Sufi Soul / Echos du Paradis

Following Desert Blues and Road of the Gypsies, Network now presents the latest double CD in the exquisite high-format box. Sufi Soul has been created in close collaboration with Sufi experts Jean During in Paris and Peter Pannke in Berlin. For the Sufi mystics, music is the medium by which the human soul can approach the divine. Even the earliest travellers to the Orient were fascinated by the self-absorption and mystical ecstacy of the Dervishes, expressed in their weightless whirling. The Eastern and African Sufi orders are capable of using recitation, music, dance and breathing techniques to transport themselves and their audience into states of ecstacy and union with the divine. The double CD Sufi Soul is the first to offer a complete cross-section of some of the most powerful Sufi music all the way from Morocco to South-East Asia. The variety of forms presented here ranges from the delicately plaintive voice of Munadjat Yultichieva from Tashkent to the hypnotic staccati of the sorud -- a stringed instrument used in the Desert of Baluchistan to heal those possessed by spirits -- and includes the rattling breath-tones of the Dervishes. The most important instrument used by the Sufi is the ney reed flute. Wrenched from its natural habitat among the rushes, the reed flute in the hands of the musician symbolizes the pain of separation and longing for the homeland. According to Peter Gabriel, this is "music that touches you, and whose magic does not let you go." The German daily Tageszeitung is no less enthusiastic: "The music of the Sufi is the most swinging religious music there is". Sufi Soul contains 21 titles (6 of them unpublished up to date), more than 140 minutes of music from Tadzhikistan, Uzbekhistan, Turkey Syria, Afghanistan, Morocco, Iran, Egypt, Senegal, Kurdistan, Baluchistan and Pakistan.

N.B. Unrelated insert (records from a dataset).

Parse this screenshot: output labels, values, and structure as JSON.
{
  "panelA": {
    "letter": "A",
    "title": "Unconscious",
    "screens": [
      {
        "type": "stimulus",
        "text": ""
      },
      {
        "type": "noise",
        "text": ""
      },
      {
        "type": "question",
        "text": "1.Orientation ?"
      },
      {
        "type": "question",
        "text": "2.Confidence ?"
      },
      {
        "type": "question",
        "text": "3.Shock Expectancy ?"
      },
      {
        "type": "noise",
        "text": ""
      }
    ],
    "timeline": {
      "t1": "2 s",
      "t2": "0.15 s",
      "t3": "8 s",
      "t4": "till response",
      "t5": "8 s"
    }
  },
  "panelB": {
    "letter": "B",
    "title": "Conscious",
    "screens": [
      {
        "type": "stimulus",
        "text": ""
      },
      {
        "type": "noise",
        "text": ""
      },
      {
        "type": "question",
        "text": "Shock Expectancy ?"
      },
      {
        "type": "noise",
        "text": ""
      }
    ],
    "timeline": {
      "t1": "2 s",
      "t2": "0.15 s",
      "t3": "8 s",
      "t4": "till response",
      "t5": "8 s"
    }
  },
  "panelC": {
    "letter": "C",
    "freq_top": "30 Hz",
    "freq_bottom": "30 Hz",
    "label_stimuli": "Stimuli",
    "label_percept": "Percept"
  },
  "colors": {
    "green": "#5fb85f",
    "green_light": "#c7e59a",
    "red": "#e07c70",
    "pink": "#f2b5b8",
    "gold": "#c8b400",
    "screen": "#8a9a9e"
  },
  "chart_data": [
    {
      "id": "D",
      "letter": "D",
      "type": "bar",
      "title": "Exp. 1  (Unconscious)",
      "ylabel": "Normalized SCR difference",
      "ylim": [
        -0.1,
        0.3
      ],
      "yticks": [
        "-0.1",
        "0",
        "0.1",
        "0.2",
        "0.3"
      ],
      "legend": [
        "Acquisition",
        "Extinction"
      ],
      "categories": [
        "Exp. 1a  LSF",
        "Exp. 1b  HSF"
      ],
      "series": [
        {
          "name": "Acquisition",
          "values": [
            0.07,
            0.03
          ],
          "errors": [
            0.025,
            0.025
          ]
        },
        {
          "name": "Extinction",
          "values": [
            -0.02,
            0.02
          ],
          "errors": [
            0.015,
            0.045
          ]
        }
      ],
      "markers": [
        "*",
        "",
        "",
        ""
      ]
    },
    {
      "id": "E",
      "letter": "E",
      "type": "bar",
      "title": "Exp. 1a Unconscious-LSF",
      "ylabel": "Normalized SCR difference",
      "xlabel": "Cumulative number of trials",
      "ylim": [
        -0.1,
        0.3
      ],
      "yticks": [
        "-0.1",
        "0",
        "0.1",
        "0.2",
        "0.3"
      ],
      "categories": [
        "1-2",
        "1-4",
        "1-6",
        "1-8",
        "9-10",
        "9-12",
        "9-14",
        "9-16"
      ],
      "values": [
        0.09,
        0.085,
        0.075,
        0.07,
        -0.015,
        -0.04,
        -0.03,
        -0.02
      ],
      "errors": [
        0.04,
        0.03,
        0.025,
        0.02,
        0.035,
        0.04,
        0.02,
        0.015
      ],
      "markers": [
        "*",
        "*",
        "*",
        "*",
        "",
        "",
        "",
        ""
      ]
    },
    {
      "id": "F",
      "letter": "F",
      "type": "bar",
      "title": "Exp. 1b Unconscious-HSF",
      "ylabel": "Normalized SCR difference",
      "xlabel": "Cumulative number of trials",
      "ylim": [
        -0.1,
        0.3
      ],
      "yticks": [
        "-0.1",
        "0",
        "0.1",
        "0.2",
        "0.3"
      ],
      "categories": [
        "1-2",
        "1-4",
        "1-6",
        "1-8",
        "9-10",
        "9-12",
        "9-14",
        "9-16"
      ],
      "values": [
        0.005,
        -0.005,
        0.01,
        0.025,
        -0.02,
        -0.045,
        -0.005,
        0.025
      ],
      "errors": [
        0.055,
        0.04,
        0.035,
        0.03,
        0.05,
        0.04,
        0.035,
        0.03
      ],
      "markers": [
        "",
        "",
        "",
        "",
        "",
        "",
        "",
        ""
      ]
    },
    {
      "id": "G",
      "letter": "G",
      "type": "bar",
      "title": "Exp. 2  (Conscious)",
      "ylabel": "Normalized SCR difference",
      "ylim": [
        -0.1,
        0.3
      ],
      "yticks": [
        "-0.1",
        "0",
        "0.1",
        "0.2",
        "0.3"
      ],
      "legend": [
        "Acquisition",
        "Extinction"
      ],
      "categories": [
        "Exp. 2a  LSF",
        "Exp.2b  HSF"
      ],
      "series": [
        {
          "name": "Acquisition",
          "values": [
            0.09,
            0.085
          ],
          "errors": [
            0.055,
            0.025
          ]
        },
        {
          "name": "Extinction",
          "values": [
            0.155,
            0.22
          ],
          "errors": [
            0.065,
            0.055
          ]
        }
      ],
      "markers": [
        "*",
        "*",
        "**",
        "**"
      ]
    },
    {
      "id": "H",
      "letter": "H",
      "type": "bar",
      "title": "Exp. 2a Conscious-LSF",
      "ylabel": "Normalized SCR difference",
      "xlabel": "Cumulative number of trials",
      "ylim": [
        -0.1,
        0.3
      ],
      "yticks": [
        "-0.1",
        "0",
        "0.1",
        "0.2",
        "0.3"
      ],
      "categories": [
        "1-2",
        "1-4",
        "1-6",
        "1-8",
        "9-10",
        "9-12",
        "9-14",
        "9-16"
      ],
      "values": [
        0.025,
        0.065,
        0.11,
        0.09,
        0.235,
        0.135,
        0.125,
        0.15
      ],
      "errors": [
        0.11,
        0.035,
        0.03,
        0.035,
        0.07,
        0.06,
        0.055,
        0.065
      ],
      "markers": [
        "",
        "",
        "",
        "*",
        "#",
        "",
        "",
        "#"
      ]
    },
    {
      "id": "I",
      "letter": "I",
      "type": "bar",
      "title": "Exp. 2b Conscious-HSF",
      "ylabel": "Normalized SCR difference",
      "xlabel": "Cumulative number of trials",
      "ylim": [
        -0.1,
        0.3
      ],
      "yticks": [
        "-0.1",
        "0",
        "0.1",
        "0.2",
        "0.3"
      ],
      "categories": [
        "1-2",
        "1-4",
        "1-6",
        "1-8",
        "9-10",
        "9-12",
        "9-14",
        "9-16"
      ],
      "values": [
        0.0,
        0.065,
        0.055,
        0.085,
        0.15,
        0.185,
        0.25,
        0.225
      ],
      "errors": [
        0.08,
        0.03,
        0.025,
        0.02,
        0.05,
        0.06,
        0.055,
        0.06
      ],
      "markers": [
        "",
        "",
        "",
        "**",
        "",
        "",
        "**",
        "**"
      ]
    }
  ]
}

It also includes a rare Japanese piece by Nusrat Fateh ali Khan, who has done more than any other individual to spread the qawwali -- the mystical music of the Sufi of Pakistan -- throughout the world. There are also some rare Ashik ballads from Turkey, dance-like devotionals by a women´s ensemble from Kurdistan, and trance rituals by the Moroccan gnaoua brotherhood as well as a very rare, 30 year old recording of the Iranian singer Khatereh Parvaneh.